Sunday, October 20, 2013

Framing a Bathroom Mirror

Okay, so it's been a few months since the bathroom mini-makeover, and I still haven't posted about the details. I said I would, and I like to keep my word, so here it is. Hey, I never said when I would post about the details, I just said that I would do it. And I am. So there.

Our bathroom makeover was easy. A little sand paper, elbow grease, and paint and just about anyone could pull it off. I mean, this project was MY brain child and if I can do it, so can you. That being said, building a mirror frame is going to be difficult for the average Joe to do if he doesn't have (or know someone who can lend him) the right tools. Namely some sort of electric saw, like a miter saw or, as we used, a radial arm saw. It is also helpful to have a corner clamp to hold the corners together while the wood glue is drying.

Here's what else you need:
  • Trim
  • Wood glue (paintable)
  • Liquid nails
  • Paint
  • Corner clamp (not necessary, but helpful)
That's it!

About the trim: You can use whatever kind you like. Just pick what will give you the look you're going for. We used chair rail, but you could use window casing or whatever. I would recommend MDF, which stands for medium density fiberboard. It's still wood (not that cheap foam crap), but it's like composite. It's lighter than the solid stuff, so it will work better for this type of project. Also, I like to get my MDF pre-primed. It lets me skip the priming step, so it's less work later.

Here's how you do it.

Step 1: This is the hardest part (and it's not even really that hard). You have to measure the height and width of your mirror and decide how big you want your frame to be. We made it so the frame is slightly bigger than the mirror, so it hangs off the sides and top just a little bit. You don't want too much overhang or you won't have enough mirror to attach the frame to. Use your best judgement. Then you need to cut the trim to fit. Make sure you have 45 degree angles on all the ends, so they will fit together.

Step 2: Use the wood glue to put the pieces of the trim together to form the frame. This is where the corner clamp will come in handy. Use it to clamp the corners together and let it sit overnight.

Step 3: Once the wood glue is dry, remove the clamps. Put some wood putty to fill any gaps you may have in the corners. You could also use caulk for this, but whatever you use, make sure it's paintable.

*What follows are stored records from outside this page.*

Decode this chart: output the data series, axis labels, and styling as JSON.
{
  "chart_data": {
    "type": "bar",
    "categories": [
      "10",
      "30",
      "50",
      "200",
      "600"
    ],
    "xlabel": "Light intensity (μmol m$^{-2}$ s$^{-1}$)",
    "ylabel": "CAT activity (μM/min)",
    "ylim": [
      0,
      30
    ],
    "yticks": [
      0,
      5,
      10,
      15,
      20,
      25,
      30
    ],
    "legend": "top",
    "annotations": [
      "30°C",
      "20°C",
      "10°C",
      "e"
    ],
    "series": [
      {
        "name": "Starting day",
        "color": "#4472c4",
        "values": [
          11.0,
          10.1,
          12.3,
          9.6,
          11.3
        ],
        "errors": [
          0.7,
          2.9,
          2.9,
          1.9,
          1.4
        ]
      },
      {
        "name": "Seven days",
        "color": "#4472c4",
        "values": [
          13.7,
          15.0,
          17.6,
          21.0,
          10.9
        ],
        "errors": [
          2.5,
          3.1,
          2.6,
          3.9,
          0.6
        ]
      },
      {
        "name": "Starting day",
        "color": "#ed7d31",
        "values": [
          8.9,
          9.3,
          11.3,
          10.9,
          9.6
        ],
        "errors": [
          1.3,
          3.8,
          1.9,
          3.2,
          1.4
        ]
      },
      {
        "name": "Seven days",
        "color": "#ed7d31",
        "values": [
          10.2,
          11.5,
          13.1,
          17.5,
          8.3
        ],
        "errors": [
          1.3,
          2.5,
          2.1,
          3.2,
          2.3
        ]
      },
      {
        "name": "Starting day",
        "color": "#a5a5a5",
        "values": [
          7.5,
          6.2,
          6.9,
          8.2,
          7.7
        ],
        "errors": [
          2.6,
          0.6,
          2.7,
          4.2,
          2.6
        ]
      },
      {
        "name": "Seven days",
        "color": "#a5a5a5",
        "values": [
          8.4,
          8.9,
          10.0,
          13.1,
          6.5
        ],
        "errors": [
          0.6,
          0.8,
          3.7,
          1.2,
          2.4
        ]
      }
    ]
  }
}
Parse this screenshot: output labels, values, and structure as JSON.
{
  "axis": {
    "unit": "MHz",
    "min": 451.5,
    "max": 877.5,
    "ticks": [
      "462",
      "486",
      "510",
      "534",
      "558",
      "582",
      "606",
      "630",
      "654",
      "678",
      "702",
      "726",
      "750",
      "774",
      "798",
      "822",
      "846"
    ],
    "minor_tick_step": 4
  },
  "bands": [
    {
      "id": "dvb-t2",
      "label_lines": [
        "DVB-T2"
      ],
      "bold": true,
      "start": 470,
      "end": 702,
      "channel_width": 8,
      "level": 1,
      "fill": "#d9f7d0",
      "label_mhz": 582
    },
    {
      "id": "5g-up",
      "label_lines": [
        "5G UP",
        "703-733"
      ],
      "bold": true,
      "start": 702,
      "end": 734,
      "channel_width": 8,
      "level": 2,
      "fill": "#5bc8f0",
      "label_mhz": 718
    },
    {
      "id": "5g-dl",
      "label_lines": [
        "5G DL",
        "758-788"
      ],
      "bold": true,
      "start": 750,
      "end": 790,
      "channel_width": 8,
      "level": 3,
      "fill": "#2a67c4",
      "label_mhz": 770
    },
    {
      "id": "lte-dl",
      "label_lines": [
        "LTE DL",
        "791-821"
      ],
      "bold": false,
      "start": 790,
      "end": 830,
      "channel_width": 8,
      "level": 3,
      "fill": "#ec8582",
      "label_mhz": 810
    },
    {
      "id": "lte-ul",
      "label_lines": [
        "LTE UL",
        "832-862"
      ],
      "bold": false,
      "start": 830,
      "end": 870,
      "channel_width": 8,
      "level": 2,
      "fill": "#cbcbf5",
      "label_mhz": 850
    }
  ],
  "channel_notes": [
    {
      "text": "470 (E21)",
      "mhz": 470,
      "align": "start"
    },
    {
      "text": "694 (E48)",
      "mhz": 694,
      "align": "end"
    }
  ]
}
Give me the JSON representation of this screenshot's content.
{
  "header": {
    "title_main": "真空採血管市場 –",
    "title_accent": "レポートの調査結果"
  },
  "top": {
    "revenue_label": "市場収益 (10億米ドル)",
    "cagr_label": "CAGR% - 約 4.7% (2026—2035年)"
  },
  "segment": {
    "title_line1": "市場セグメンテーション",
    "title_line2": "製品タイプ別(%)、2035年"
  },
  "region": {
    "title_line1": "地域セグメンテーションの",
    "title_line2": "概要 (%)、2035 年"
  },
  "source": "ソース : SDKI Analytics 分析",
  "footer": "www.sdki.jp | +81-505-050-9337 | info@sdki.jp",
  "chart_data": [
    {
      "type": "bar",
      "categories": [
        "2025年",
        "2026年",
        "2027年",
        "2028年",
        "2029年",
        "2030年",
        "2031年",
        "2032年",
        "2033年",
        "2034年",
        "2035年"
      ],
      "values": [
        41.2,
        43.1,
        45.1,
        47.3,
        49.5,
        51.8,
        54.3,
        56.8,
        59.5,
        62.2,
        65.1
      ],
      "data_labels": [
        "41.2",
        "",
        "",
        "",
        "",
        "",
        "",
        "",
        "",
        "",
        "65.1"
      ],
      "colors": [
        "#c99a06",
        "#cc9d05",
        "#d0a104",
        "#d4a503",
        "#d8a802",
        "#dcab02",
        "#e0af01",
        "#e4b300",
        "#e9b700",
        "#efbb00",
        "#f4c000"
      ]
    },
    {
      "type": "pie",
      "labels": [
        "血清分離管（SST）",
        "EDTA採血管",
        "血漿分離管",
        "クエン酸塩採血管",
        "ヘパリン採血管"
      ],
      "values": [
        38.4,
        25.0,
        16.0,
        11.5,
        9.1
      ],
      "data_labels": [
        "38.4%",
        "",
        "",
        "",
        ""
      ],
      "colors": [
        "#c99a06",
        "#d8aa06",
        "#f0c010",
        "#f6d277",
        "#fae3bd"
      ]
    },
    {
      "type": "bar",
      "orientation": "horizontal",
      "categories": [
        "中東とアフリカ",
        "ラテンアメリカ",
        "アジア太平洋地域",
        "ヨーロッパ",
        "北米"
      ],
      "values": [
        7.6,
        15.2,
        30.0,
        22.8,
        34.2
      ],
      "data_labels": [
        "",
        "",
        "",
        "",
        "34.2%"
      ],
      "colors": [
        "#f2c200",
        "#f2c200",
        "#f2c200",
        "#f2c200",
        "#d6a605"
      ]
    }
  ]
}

Step 4: Once the putty is dry, it's painting time! We went with a deep, rich brown - Black Bean by Sherwin Williams. I wanted an I'm-not-sure-if-this-is-black-or-brown type of color, and this certainly fits the bill! I only needed to do two coats. Once the front is dry, flip it over and paint about 1/3 of the way from the edge on each side (the inside and the outside). When you put the frame up, the mirror is going to reflect a little of the back side of the frame, so you want it to be the same color as the front or it will look funny. (I forgot to take a picture of it after it was painted. My bad.)

Step 5: It's time to put this baby up! We have a pretty big mirror, so we used a whole tube of Liquid Nails. Just apply it to the back where the frame will touch the mirror.

Now you will need to either tape it to the wall for 30 minutes, or sit and hold it yourself. We chose to do the latter, because we had just painted the bathroom walls and the frame, and I didn't want to risk the tape pulling any paint off when we removed it. We stood there, holding it up for 30 minutes. The entire time, we were admiring our handy work.

What a huge difference! In my opinion, this project made the single biggest change in the bathroom.